Yes, I’m serious. Even consider having a friend or sibling quiz you before you get to campus, and then, once you’re there, try out your navigational skills on your own, when you have a little time to kill. If you have to carry a map around with you and/or ask every third person you see where you are or how to get to Lecture Room B, you’ll really start to look a little amateurish about this whole college thing. Once you’ve registered for classes, you could also plot out the locations of your classes, with times and days on which they meet, and make a dry run. If you have a GPS function on your phone, that might be a slightly stealthy way to check your routes without looking too freshman-esque.

3. Ask an upperclassman.

Whatever university you attend, it probably has its own set of taboos and tell-tale signs of newbies. It might be seen as inappropriate to carry your backpack around, or to have your keys around your neck. Maybe only faculty women carry purses. Whatever it is that might highlight your freshman status on your particular campus, find out what it is, and try your hardest not to do it.

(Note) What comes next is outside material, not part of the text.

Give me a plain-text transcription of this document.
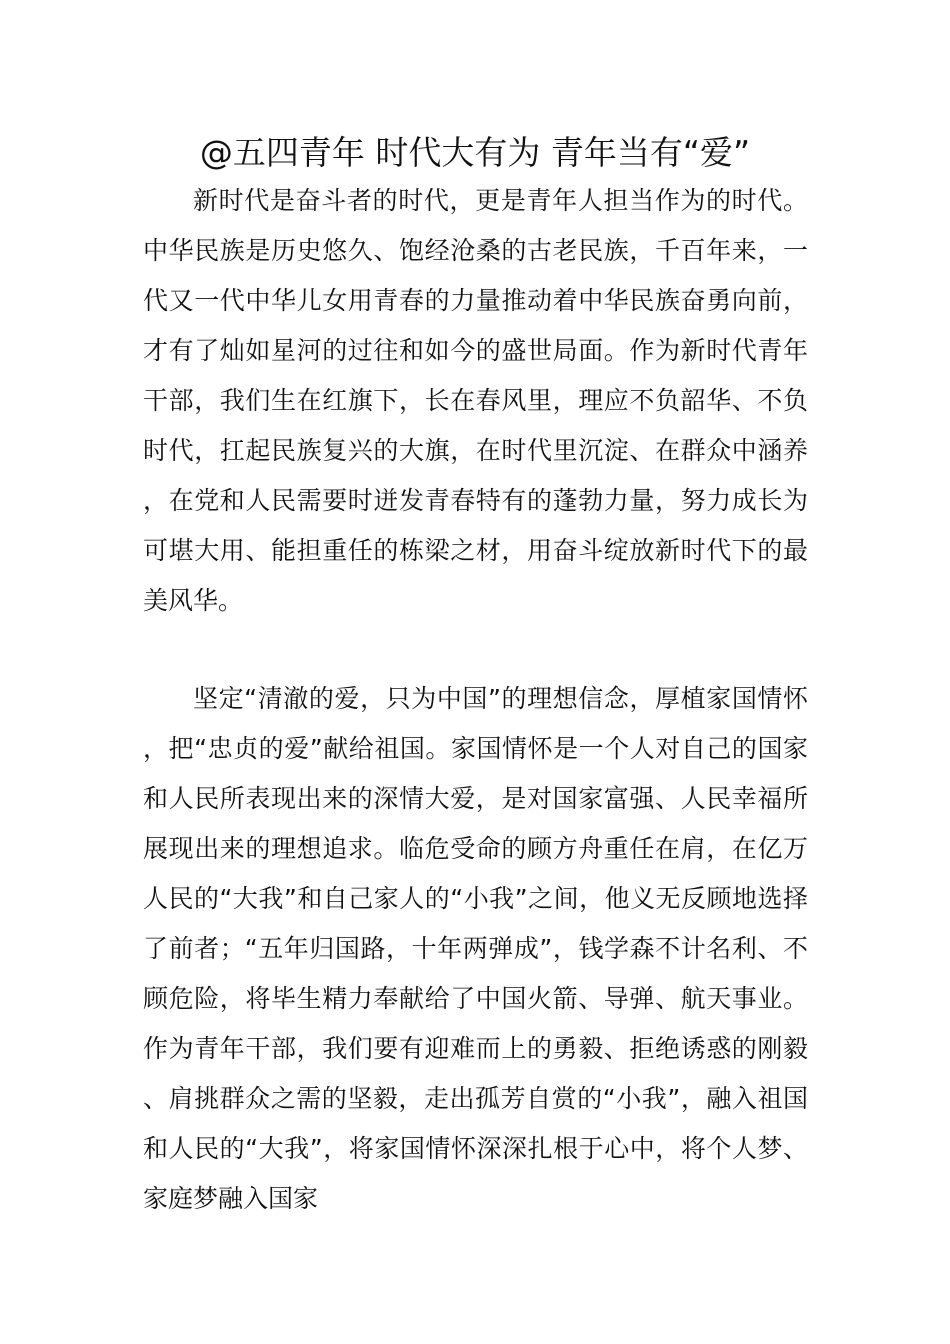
@五四青年 时代大有为 青年当有“爱”

新时代是奋斗者的时代，更是青年人担当作为的时代。中华民族是历史悠久、饱经沧桑的古老民族，千百年来，一代又一代中华儿女用青春的力量推动着中华民族奋勇向前，才有了灿如星河的过往和如今的盛世局面。作为新时代青年干部，我们生在红旗下，长在春风里，理应不负韶华、不负时代，扛起民族复兴的大旗，在时代里沉淀、在群众中涵养，在党和人民需要时迸发青春特有的蓬勃力量，努力成长为可堪大用、能担重任的栋梁之材，用奋斗绽放新时代下的最美风华。

坚定“清澈的爱，只为中国”的理想信念，厚植家国情怀，把“忠贞的爱”献给祖国。家国情怀是一个人对自己的国家和人民所表现出来的深情大爱，是对国家富强、人民幸福所展现出来的理想追求。临危受命的顾方舟重任在肩，在亿万人民的“大我”和自己家人的“小我”之间，他义无反顾地选择了前者；“五年归国路，十年两弹成”，钱学森不计名利、不顾危险，将毕生精力奉献给了中国火箭、导弹、航天事业。作为青年干部，我们要有迎难而上的勇毅、拒绝诱惑的刚毅、肩挑群众之需的坚毅，走出孤芳自赏的“小我”，融入祖国和人民的“大我”，将家国情怀深深扎根于心中，将个人梦、家庭梦融入国家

Even if you do take all these precautions, at least for the first month or two, you’ll probably be a little geeked out about the whole collegiate status thing; as a result, your fellow students will be able to tell, and that’s okay. Soon you’ll be laughing with your buddies at the new guy who’s unwrapping all his school supplies for the first time and giving him the wrong directions to the computer lab. Your turn for that will be here before you know it.

Comments

  1. The whole “unpack your new things before moving in” isn’t really necessary if you’re being placed in a housing community that houses only freshman. You’ll probably look like a freshman regardless (well, from what I’ve experienced). They tend to look younger than the rest of the students on campus that you see walking around and many times, you don’t really know whether someone is a first, second, third, fourth, fifth etc year. Sometimes the students you see struggling to find their way around campus are upperclassman who are transfer students or international ones. Don’t worry so much about the “stigma” of “looking like a freshman.”